Een juridische overwinning zou mogelijkheden scheppen om de Belgische overheid te dwingen, met name in geval van een dwangsom, haar klimaatambities daadwerkelijk te verhogen. Hiervoor zal men het Nationaal Energie- en Klimaatplan moeten herzien. Anderzijds zou een overwinning ook de dynamiek van de ambitie versterken: de media en de politiek zouden meer aandacht krijgen voor de problematiek en het werk van het middenveld zou worden versterkt, bijvoorbeeld op het vlak van beter bestuur. Dit is zo gebeurd in Nederland, waar de veroordeling een proces in gang heeft gezet om de ambities op nationaal niveau te verhogen. De overheid heeft evenwel de mogelijkheid om tegen het vonnis in beroep te gaan.

Volg het nieuws over het proces op de voet: https://www.klimaatzaak.eu/nl/the-case. De uitspraak van de rechter wordt begin juli verwacht.

KLIMAATZAKEN IN DE WERELD

“Judges and courts have an essential role to play in addressing the climate crisis” (A. Kreilhuber, directeur UNEP)

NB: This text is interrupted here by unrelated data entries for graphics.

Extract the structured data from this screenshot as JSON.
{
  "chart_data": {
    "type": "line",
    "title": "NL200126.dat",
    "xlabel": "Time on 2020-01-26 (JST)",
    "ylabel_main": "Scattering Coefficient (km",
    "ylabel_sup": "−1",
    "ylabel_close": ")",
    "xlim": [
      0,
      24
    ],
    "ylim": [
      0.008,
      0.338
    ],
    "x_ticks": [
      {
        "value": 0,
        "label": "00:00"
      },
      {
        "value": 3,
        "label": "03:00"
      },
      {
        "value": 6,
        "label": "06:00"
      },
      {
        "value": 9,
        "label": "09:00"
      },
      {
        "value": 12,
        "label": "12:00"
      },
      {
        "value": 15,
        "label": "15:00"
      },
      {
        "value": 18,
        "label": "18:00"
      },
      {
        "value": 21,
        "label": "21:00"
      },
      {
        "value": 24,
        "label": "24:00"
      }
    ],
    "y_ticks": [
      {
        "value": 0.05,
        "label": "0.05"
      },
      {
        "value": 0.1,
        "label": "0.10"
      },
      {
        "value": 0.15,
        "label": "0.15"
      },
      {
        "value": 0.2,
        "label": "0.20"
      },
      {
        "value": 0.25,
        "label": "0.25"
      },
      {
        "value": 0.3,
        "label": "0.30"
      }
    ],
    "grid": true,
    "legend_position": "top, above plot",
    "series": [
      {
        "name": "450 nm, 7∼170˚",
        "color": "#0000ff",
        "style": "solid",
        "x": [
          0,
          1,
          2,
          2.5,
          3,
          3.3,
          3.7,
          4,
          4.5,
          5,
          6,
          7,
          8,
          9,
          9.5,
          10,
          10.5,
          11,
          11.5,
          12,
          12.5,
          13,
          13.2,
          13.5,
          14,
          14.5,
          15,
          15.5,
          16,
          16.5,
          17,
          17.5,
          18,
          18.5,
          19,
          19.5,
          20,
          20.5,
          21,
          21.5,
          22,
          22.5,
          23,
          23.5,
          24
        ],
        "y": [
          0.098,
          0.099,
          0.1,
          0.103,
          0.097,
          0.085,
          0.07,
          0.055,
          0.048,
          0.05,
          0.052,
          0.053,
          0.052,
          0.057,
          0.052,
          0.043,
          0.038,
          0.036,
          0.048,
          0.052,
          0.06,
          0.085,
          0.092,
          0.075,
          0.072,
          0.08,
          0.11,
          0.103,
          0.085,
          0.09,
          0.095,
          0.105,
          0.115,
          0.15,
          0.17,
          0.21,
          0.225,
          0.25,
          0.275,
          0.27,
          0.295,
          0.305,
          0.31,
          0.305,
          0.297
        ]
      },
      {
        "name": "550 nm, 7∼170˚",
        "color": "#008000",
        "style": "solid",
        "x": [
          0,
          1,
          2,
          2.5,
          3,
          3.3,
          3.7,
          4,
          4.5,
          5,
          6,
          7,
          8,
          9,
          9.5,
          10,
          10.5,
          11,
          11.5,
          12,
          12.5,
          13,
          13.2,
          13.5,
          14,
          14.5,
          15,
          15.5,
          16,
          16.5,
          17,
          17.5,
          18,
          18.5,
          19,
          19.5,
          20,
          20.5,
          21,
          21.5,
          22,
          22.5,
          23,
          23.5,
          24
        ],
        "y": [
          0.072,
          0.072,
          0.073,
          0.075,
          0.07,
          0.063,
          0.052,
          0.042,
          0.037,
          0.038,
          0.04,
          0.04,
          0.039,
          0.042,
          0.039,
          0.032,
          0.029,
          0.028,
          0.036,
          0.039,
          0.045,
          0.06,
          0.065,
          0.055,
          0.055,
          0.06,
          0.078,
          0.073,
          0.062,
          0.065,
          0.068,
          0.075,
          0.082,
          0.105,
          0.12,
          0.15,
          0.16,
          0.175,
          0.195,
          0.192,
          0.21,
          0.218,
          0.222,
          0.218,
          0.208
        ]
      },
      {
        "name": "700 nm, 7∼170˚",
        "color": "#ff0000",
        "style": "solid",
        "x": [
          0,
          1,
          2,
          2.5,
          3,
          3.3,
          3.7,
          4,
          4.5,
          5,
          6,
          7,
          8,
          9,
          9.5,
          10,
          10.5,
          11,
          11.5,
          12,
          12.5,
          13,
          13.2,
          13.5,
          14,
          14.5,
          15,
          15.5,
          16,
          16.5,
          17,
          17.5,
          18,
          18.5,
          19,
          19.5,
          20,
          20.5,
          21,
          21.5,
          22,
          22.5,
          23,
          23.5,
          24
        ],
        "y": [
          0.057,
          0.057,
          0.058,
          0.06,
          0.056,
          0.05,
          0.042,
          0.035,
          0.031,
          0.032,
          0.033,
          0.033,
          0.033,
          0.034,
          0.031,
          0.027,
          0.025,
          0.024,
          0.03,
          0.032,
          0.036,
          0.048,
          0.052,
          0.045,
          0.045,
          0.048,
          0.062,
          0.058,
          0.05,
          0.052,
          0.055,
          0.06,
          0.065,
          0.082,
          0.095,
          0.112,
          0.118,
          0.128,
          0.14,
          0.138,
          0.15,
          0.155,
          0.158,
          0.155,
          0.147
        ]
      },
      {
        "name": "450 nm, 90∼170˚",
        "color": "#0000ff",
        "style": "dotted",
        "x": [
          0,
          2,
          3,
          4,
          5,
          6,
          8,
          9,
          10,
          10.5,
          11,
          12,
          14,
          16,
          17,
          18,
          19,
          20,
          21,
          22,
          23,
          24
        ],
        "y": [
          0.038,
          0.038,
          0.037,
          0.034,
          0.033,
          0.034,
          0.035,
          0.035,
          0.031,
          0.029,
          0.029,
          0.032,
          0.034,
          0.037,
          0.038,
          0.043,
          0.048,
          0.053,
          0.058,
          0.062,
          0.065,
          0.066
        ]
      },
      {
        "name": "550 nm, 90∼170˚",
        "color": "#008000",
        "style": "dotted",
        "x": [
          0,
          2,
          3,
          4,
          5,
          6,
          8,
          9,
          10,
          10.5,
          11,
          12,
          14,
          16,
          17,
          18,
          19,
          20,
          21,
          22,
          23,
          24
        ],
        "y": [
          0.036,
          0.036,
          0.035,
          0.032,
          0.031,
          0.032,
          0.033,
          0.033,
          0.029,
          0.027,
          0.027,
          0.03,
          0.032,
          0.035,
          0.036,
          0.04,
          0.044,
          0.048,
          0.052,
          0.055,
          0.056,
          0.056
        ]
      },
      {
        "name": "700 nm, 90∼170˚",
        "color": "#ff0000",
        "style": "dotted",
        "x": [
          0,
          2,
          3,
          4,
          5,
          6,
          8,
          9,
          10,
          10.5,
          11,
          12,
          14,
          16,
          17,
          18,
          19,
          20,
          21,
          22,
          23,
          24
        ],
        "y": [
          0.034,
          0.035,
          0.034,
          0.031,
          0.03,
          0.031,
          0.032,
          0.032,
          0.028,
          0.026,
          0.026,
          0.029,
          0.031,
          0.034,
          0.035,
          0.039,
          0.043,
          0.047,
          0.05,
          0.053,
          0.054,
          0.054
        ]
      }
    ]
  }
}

De burgers (NGO’s, politieke partijen, inheemse volkeren…) schijnen op veel plaatsen in de wereld de rechtbank als partner ontdekt te hebben in hun strijd voor een beter klimaat en om maatregelen af te dwingen voor klimaat-mitigatie. Geregeld publiceert het UNEP (United Nations Environment Programme) samen met het Sabin Center for Climate Change van de Columbia Law School een overzicht van het aantal klimaat-rechtszaken.

Volgens het UNEP Global Climate Litigation Report: 2020 Status Review is er een sterk stijgende trend. In 2017 werden 884 geschillen over klimaatverandering ingediend in 24 landen. Op het einde van 2020 was het aantal bijna verdubbeld met ongeveer 1550 zaken in 38 landen. Klimaatgeschillen zijn hoofdzakelijk geconcentreerd in de rijke (Westerse) landen met een goed uitgebouwd rechtssysteem, maar het rapport signaleert een stijgende trend in het Globale Zuiden met recente zaken in Colombia, Pakistan, Peru, de Filipijnen en Zuid-Afrika.

Het rapport toont aan dat klimaatgeschillen niet alleen vaker voorkomen, maar ook succesvoller.

Eerlijkheidshalve moeten we eraan toevoegen dat de meerderheid van de geschillen in de Verenigde staten aangespannen worden en slechts een beperkt deel te vergelijken zijn met de klimaatzaken in België, maar ook hier is een stijgende trend waar te nemen. Het rapport classeert deze als ‘case relying on fundamental and human rights.

Grafiek: overzicht soorten geschillen, UNEP (2020), p14

“Climate litigation is a key lever for keeping governments and corporations on task in the fight to combat climate change. Courts can equalize the power imbalances in society and give force to the rule of law.” (Michael Burger, Executive Director of the Sabin Center for Climate Change at Columbia Law School).

Voor wie in het rapport wil grasduinen, gratis te downloaden: https://www.unep.org/resources/report/global-climate-litigation-report-2020-status-review.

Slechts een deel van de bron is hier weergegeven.